Antibody That Opens Blood-Brain Barrier Might Also Ferry Lifesaving Drugs
By Deborah Borfitz
March 25, 2022 | A future where single-chain nanobodies and biologically active proteins might voyage through the blood-brain barrier to treat neurological conditions—including Alzheimer’s disease and brain tumors—recently came closer into view with the discovery of an antibody that succeeded in temporarily opening and resealing the crucial filtering mechanism in mice. It was the latest milestone to come out of the lab of Anne Eichmann, Ph.D., professor of cardiology and cellular and molecular physiology at Yale School of Medicine, who plans to also explore the antibody as a drug delivery platform.
The endothelium is the key component of the blood-brain barrier because it carries the previously found “Wnt signaling” that is important for regulating a gene expression program ensuring vital nutrients reach the brain but circulating toxins or pathogens are kept out, she says. Unc5B is an endothelial membrane receptor which, as her lab observed years ago, is both specific to the vascular system and indispensable to its development. “When you can’t establish circulation, you die.”
As her team most recently learned, Unc5B functions as an upstream regulator of the Wnt signaling pathway and it can be blocked for several hours with the novel antibody that prevents it from binding to ligand Netrin-1 responsible for the barrier effect. This essentially creates an on-demand blood-brain barrier opening, as recently described in Nature Communications (DOI: 10.1038/s41467-022-28785-9).

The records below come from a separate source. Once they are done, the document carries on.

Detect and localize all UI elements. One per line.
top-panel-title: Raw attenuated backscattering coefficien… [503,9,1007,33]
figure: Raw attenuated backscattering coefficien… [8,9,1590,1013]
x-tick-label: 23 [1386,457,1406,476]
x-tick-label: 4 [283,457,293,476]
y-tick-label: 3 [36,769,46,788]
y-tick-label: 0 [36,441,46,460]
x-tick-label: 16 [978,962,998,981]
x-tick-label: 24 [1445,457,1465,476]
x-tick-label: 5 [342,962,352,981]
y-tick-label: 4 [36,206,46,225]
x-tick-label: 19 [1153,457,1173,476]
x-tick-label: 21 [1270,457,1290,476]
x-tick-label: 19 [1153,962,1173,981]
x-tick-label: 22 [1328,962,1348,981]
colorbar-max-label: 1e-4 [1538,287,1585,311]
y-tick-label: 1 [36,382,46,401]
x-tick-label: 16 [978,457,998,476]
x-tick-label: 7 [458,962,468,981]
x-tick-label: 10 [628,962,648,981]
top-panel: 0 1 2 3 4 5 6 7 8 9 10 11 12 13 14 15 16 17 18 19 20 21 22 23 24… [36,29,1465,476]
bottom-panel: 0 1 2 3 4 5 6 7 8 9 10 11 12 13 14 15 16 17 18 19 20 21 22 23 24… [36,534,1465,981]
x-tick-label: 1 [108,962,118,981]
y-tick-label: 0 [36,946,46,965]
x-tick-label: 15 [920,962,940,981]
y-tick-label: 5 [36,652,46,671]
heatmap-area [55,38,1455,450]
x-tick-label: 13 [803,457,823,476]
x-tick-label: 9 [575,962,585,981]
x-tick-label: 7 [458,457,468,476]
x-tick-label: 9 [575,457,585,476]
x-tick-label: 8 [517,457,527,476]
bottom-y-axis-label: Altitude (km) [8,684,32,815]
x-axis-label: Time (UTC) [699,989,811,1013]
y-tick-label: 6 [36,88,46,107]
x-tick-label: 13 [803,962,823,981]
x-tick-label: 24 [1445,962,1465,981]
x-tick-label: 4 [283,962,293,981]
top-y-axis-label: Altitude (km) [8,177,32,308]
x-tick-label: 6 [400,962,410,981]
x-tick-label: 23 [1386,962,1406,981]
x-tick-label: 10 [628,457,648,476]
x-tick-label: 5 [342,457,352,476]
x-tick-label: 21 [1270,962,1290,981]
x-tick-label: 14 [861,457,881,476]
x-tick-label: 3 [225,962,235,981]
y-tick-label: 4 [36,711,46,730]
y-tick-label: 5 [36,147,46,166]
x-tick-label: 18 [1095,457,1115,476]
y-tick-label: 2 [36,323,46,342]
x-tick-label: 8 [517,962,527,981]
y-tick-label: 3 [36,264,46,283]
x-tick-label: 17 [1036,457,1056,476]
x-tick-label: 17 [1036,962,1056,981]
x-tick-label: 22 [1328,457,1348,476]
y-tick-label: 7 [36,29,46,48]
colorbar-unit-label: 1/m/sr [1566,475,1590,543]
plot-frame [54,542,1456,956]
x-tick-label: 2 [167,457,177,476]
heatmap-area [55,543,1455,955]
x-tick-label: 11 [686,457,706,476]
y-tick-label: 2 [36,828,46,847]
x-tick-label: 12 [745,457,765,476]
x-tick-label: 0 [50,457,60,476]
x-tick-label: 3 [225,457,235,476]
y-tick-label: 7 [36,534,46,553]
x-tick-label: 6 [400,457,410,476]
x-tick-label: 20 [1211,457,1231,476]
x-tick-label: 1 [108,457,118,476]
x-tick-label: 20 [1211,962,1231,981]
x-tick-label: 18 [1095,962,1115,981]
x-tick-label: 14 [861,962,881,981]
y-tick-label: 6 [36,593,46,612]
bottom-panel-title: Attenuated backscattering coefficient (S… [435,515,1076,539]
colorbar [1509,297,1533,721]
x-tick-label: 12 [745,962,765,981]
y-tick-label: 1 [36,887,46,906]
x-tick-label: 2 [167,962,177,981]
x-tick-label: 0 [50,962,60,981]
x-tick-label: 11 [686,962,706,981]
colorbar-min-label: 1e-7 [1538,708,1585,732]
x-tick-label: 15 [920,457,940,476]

Opening of the blood-brain barrier allows molecules a “window of opportunity” to be ferried to their destination, Eichmann explains. Interestingly, only bioactive molecules up to a certain molecular weight (40 kilodaltons) can be delivered to the brain using anti-Unc5B, a list that excludes immunoglobulins (e.g., antibodies) but includes small molecule drugs and the nanobodies—which can be aimed at multiple targets, including amyloid beta—and growth factors such as brain-derived neurotrophic factor (BDNF)—potentially useful in treating a variety of neurodegenerative diseases.
So far, the effects of nanobodies or BDNF delivered into the brains of mice with the antibody have not been tested, says Eichmann. The efficacy and potential toxicity of anti-Unc5B penetrating the blood-brain barrier will now be evaluated. A second antibody having a similar effect will be simultaneously investigated, she adds.
Five-Year Journey
Yale postdoctoral associate Kevin Boyé initiated study of Unc5B in Eichmann’s lab five years ago, to follow up on the finding that when the receptor was knocked out in mice they died early in their embryonic development because their vasculature failed to form properly, says Eichmann. A protein known as Claudin5, involved in creating the tight junctions between endothelial cells of the blood-brain barrier, was also significantly reduced.
What exactly that receptor was doing remained a mystery until Eichmann’s lab subsequently teamed up with Susan Ackerman, Ph.D. (University of California, San Diego), to repeat the experiment on conditional neonatal mice where the receptor could be knocked out with a drug. The mice again died, but not before developing seizures—a sign that the blood-brain barrier might have opened, Eichmann says.
When Unc5B was disrupted in adult mice, the blood-brain barrier could again be seen opening, she continues. The team then found the Wnt signaling pathway and proceeded to engineer the anti-Unc5B antibody to temporarily block the molecule.
The focus has now shifted to defining the transient period for shuttling a therapeutic to the brain using anti-Unc5B and the other candidate antibody, says Eichmann. “Safety is of course an area of great concern because when you think about treating a patient with a neurological disease, the last thing you want to do is potentially make the disease worse by opening the barrier.”
Any of the various components of the blood-brain barrier—endothelial cells as well as pericytes, microglial cells, and astrocytes—are potential drug targets. The spinal cord and eyes, as well as the brain, have this protective shield. “The eyes and cerebellum share one particular Wnt signaling pathway, whereas the rest of the brain uses a different Wnt signaling pathway, and we believe our [Unc5B] antibody targets both of these.”
Future studies will explore anti-UNC5B as a delivery platform for brain-penetrating drugs, which might include chemotherapy for treating brain tumors as well as growth factors that may be useful in the management of neurodegenerative disorders and perhaps depression, she says. Preclinical experimentation will be done using rodent models, at least until someone figures out how to create profuse vasculature in a human brain organoid.